Talking of friends, one of Dear Friend H.'s said yesterday "I'm going to IKEA, you need anything?" and being a sweet person, she rang me and passed the question along. I am now well stocked on fair-trade chocolate and rectangular KVARNVIK storage boxes, but if I'd known they're discontinuing my favorite plant pots I'd have asked her to fill the back of the truck. :( (P. has pointed out that 10 is probably enough on a small balcony.)

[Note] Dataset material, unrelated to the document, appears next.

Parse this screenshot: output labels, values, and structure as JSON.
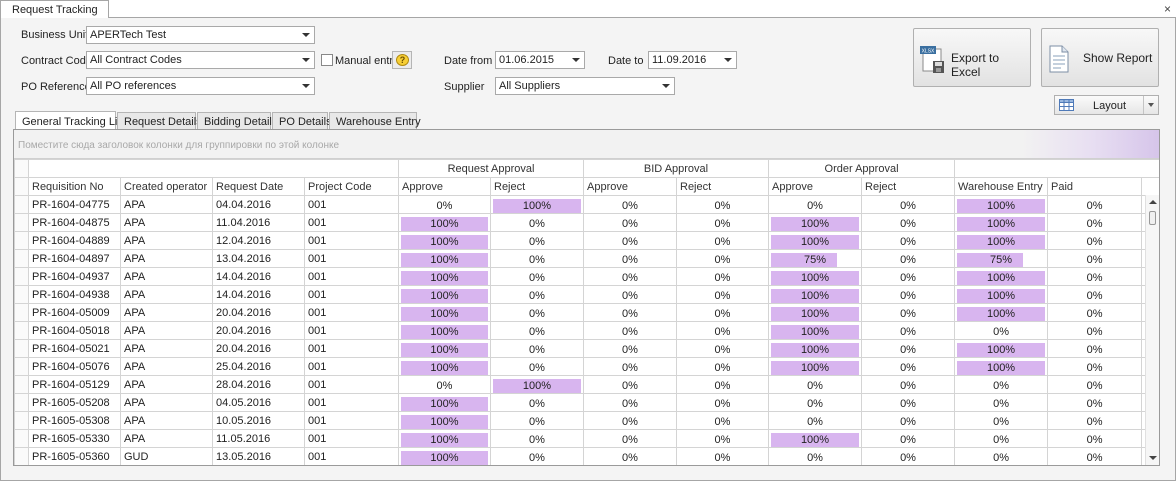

P. is having a happy morning: he got to tell two of his people they're getting raises, and neither of them were expecting it. DS is also having a happy morning: he asked me for glögg recipes and I was able to offer six. Scandi Christmas cookbooks have a lot of them! I pulled two, one of which is alcohol-free, and he's spending the morning pottering around in the kitchen while Melodie sniffs at the spices. He just picked up a bag of decorticated cardamom at the Indian market and the smell is filling his apartment; I have been told to go to Intercontinental Foods in Bellingham ("You've got family up there, right? Head into town when you're visiting and load up") for similar things once we've moved. After a long conversation yesterday with DS, we've confirmed that we're all going together - the amount he has saved for a house down payment is astonishing - in late summer/early autumn of next year. "Is [former roommate] M. coming too?" "No, he's unwilling to live anywhere he can't have breakfast delivered at 3 am. But he'll happily drive up with me to look at neighborhoods."